Der Cherub verspricht wiederzukommen. Er würde sich gerne unseren Fernseher ausleihen. Das Streaming-Angebot bei Netflix überwältigt ihn. "Das würde mir so gut die Zeit vertreiben. Man kennt die Jokes der anderen Cherubim. Man wacht, man wartet, man steht sich die Löwenbeine in den Adlerbauch." Cecilia massiert ihm den Nacken. "Lebendes Gemälde – interessante Idee. Verschmelzen mit dem Geist eines anderen. Überlagerung: beides zugleich sein. Adler, Löwe, Rind, Mensch ... Überlagerung von Waren – übermäßig lange lagern: Das schadet einem, die Qualität nimmt ab. Ich bin es leid: Hier, da habt Ihr einen dieser goldenen Äpfel vom Baum des Lebens!" Er legt ihn auf den Tisch. Ist das ein Test? Erneute Versuchung? Einfach nur ein Gastgeschenk? Ewiges Leben als kleine Aufmerksamkeit? Ob ich das Lichtschwert auch behalten darf? Ist ja fast wie Weihnachten.

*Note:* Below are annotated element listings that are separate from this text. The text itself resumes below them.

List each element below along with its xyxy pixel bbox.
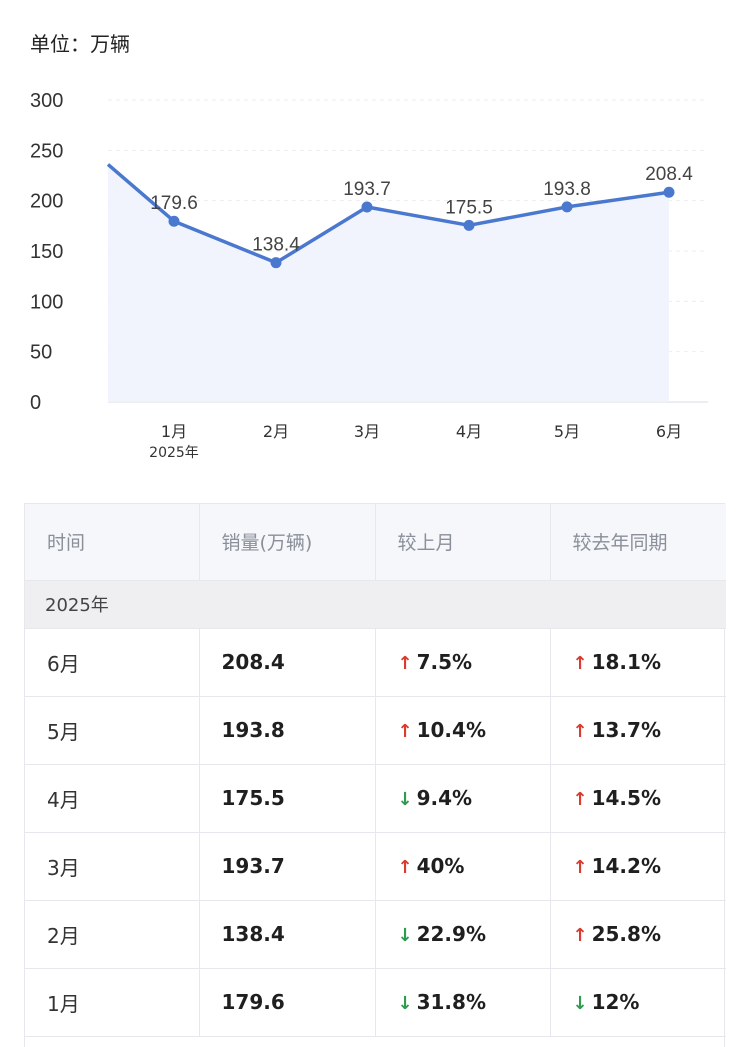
data-label: 208.4 <box>645 164 693 185</box>
arrow-down-icon: ↓ <box>397 993 413 1014</box>
data-point <box>463 219 475 231</box>
cell-mom: ↓ 31.8% <box>374 967 551 1037</box>
y-tick-label: 200 <box>30 191 63 213</box>
cell-yoy-value: 12% <box>591 990 640 1014</box>
table-row: 5月 193.8 ↑ 10.4% ↑ 13.7% <box>25 695 726 765</box>
arrow-down-icon: ↓ <box>397 789 413 810</box>
cell-sales: 138.4 <box>198 899 376 969</box>
cell-yoy-value: 13.7% <box>591 718 661 742</box>
cell-mom-value: 31.8% <box>416 990 486 1014</box>
data-label: 175.5 <box>445 197 493 218</box>
group-row: 2025年 <box>25 579 726 629</box>
cell-yoy: ↑ 25.8% <box>549 899 726 969</box>
y-tick-label: 150 <box>30 241 63 263</box>
data-label: 179.6 <box>150 193 198 214</box>
cell-yoy-value: 25.8% <box>591 922 661 946</box>
arrow-up-icon: ↑ <box>572 857 588 878</box>
table-row: 4月 175.5 ↓ 9.4% ↑ 14.5% <box>25 763 726 833</box>
cell-month: 3月 <box>25 831 200 901</box>
header-time: 时间 <box>25 504 200 581</box>
cell-month: 6月 <box>25 627 200 697</box>
cell-mom-value: 22.9% <box>416 922 486 946</box>
x-tick-label: 2月 <box>263 422 289 441</box>
header-sales: 销量(万辆) <box>198 504 376 581</box>
group-label: 2025年 <box>25 579 726 629</box>
area-fill <box>108 164 669 402</box>
cell-mom: ↑ 10.4% <box>374 695 551 765</box>
cell-sales: 208.4 <box>198 627 376 697</box>
cell-yoy: ↓ 12% <box>549 967 726 1037</box>
x-tick-label: 1月 <box>161 422 187 441</box>
cell-month: 5月 <box>25 695 200 765</box>
sales-line-chart: 0 50 100 150 200 250 300 179.6 138.4 193.7 175.5 19… <box>30 90 708 461</box>
y-tick-label: 300 <box>30 90 63 112</box>
y-tick-label: 100 <box>30 291 63 313</box>
table-row: 1月 179.6 ↓ 31.8% ↓ 12% <box>25 967 726 1037</box>
x-tick-label: 6月 <box>656 422 682 441</box>
x-tick-sublabel: 2025年 <box>149 445 199 461</box>
arrow-up-icon: ↑ <box>572 925 588 946</box>
cell-month: 4月 <box>25 763 200 833</box>
data-point <box>663 186 675 198</box>
table-row: 2月 138.4 ↓ 22.9% ↑ 25.8% <box>25 899 726 969</box>
cell-yoy: ↑ 13.7% <box>549 695 726 765</box>
cell-sales: 193.7 <box>198 831 376 901</box>
cell-sales: 193.8 <box>198 695 376 765</box>
arrow-up-icon: ↑ <box>572 721 588 742</box>
table-header-row: 时间 销量(万辆) 较上月 较去年同期 <box>25 504 726 581</box>
y-tick-label: 50 <box>30 342 52 364</box>
header-yoy: 较去年同期 <box>549 504 726 581</box>
data-point <box>270 257 282 269</box>
data-label: 193.7 <box>343 179 391 200</box>
data-point <box>361 201 373 213</box>
unit-label: 单位：万辆 <box>30 32 130 56</box>
data-label: 193.8 <box>543 179 591 200</box>
arrow-down-icon: ↓ <box>397 925 413 946</box>
arrow-up-icon: ↑ <box>397 857 413 878</box>
cell-month: 2月 <box>25 899 200 969</box>
cell-mom-value: 9.4% <box>416 786 473 810</box>
cell-month: 1月 <box>25 967 200 1037</box>
x-tick-label: 5月 <box>554 422 580 441</box>
data-label: 138.4 <box>252 235 300 256</box>
sales-table: 时间 销量(万辆) 较上月 较去年同期 2025年 6月 208.4 ↑ 7.5% ↑ 1… <box>25 504 726 1037</box>
cell-yoy-value: 14.2% <box>591 854 661 878</box>
arrow-up-icon: ↑ <box>397 721 413 742</box>
y-tick-label: 250 <box>30 140 63 162</box>
cell-yoy-value: 14.5% <box>591 786 661 810</box>
table-row: 6月 208.4 ↑ 7.5% ↑ 18.1% <box>25 627 726 697</box>
cell-sales: 175.5 <box>198 763 376 833</box>
cell-yoy: ↑ 14.5% <box>549 763 726 833</box>
arrow-up-icon: ↑ <box>397 653 413 674</box>
header-mom: 较上月 <box>374 504 551 581</box>
cell-mom: ↑ 40% <box>374 831 551 901</box>
table-row: 3月 193.7 ↑ 40% ↑ 14.2% <box>25 831 726 901</box>
data-point <box>168 215 180 227</box>
arrow-up-icon: ↑ <box>572 653 588 674</box>
x-tick-label: 3月 <box>354 422 380 441</box>
cell-mom-value: 7.5% <box>416 650 473 674</box>
arrow-down-icon: ↓ <box>572 993 588 1014</box>
data-point <box>561 201 573 213</box>
cell-yoy: ↑ 18.1% <box>549 627 726 697</box>
cell-yoy: ↑ 14.2% <box>549 831 726 901</box>
cell-yoy-value: 18.1% <box>591 650 661 674</box>
cell-sales: 179.6 <box>198 967 376 1037</box>
cell-mom: ↑ 7.5% <box>374 627 551 697</box>
sales-table-container: 时间 销量(万辆) 较上月 较去年同期 2025年 6月 208.4 ↑ 7.5% ↑ 1… <box>24 503 726 1047</box>
cell-mom-value: 10.4% <box>416 718 486 742</box>
cell-mom-value: 40% <box>416 854 465 878</box>
arrow-up-icon: ↑ <box>572 789 588 810</box>
cell-mom: ↓ 22.9% <box>374 899 551 969</box>
x-tick-label: 4月 <box>456 422 482 441</box>
y-tick-label: 0 <box>30 392 41 414</box>
cell-mom: ↓ 9.4% <box>374 763 551 833</box>
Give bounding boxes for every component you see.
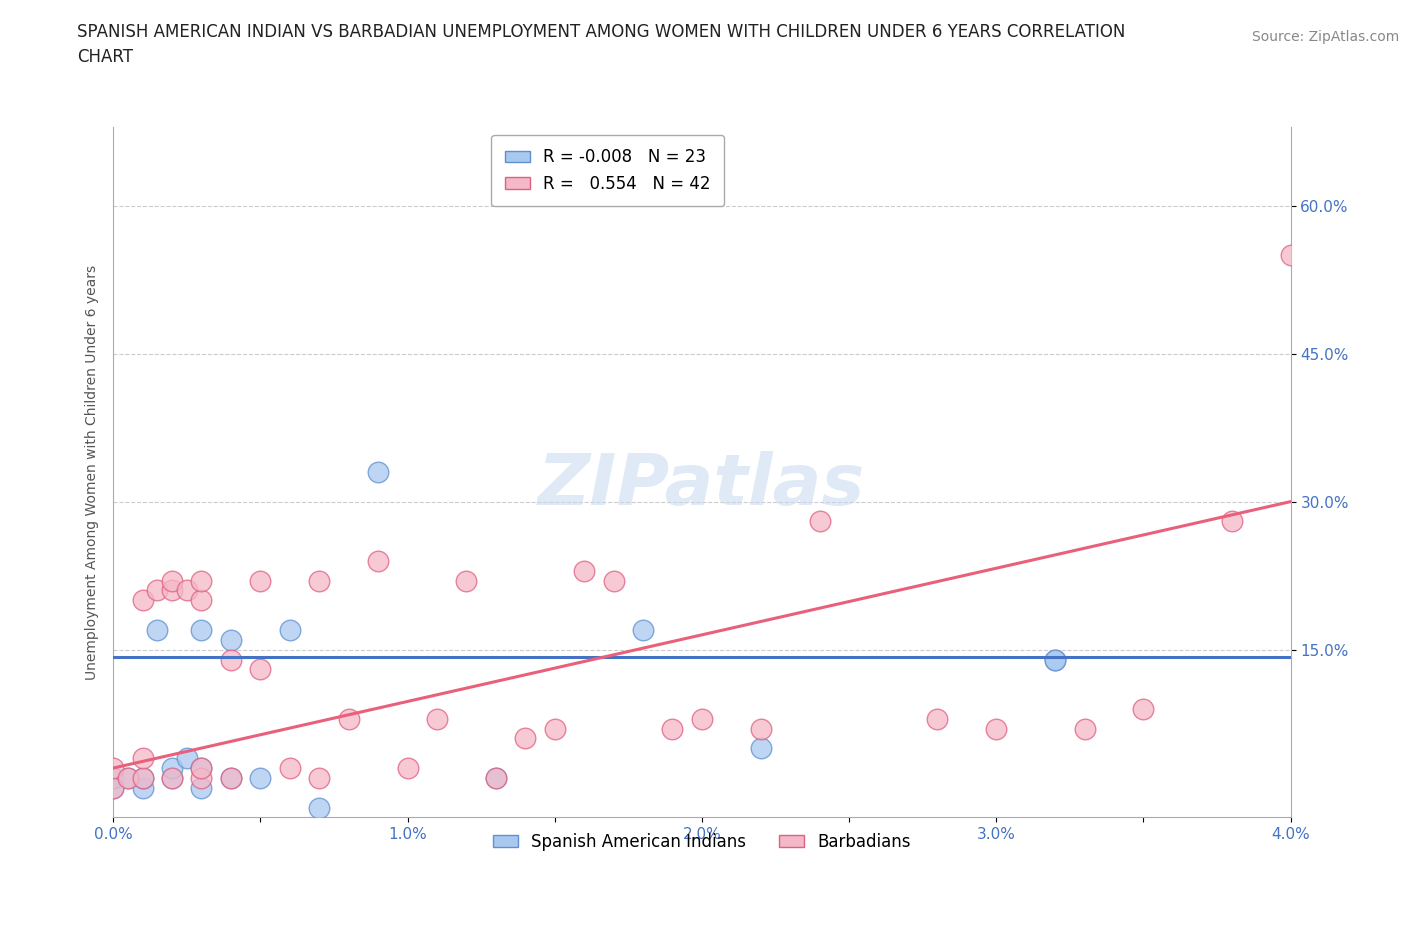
Point — [117, 770, 139, 785]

"So, ich will Euch nicht weiter stören bei der schönsten Nebensache der Welt." Sein Blick wandert immer wieder rüber zum Fernseher." "55 Zoll – Du kannst den gerne haben." Hatte gar nicht gewusst, dass Engel so scharf aufs Streaming sind. Hoffentlich kommen die dann ihren anderen Aufgaben noch nach. Keine Ausfälle bei der Schutzengel-Truppe. "Danke." Er miniaturisiert den Fernseher auf Daumennagelgröße. "Lässt sich so besser transportieren. – Man sieht sich!" Mit einem Plopp ist der Cherub verschwunden. Wie weggezappt.
"Wie isst man einen goldenen Apfel?", will Cecilia wissen. "So", meint die Schlange und schlingt ihn im Ganzen runter. "Wie gewonnen, so zerronnen", lautet mein Kommentar. "Von wegen!" Cecilia geht mit einem Besen auf die Schlange los.
Leider hört zu diesem Zeitpunkt die berauschende Wirkung des Grases auf ... und wir verstehen nicht mehr, was die Schlange uns mitteilen will. Magie hängt immer ab vom Grad des Highseins. Das Normale hat uns wieder. Aber wo ist der Fernseher?
Cecilia sagt: "Nächste Woche hören wir uns Richard Strauss' Oper Salome an. Ich tanz den 'Tanz der sieben Schleier' für Dich. Müssen ja nicht immer Gemälde sein, die uns elektrisieren."
Ein wenig fühlt man sich wie aus dem Paradies getrieben, wenn der Rausch nachlässt. Das gilt wohl für jeden Rausch; auch das Schreiben kann ein Rausch sein. Man verlässt als Autor seine Figuren, die man soeben belebt hat, ihnen den Lebensatem eingehaucht hat. Man möchte von sich möglichst oft sagen können: "Und der Autor sah, dass es gut war." Aber das mögliche Zerwürfnis mit der eigenen Schöpfung bleibt wohl immer ein hochaktuelles Thema.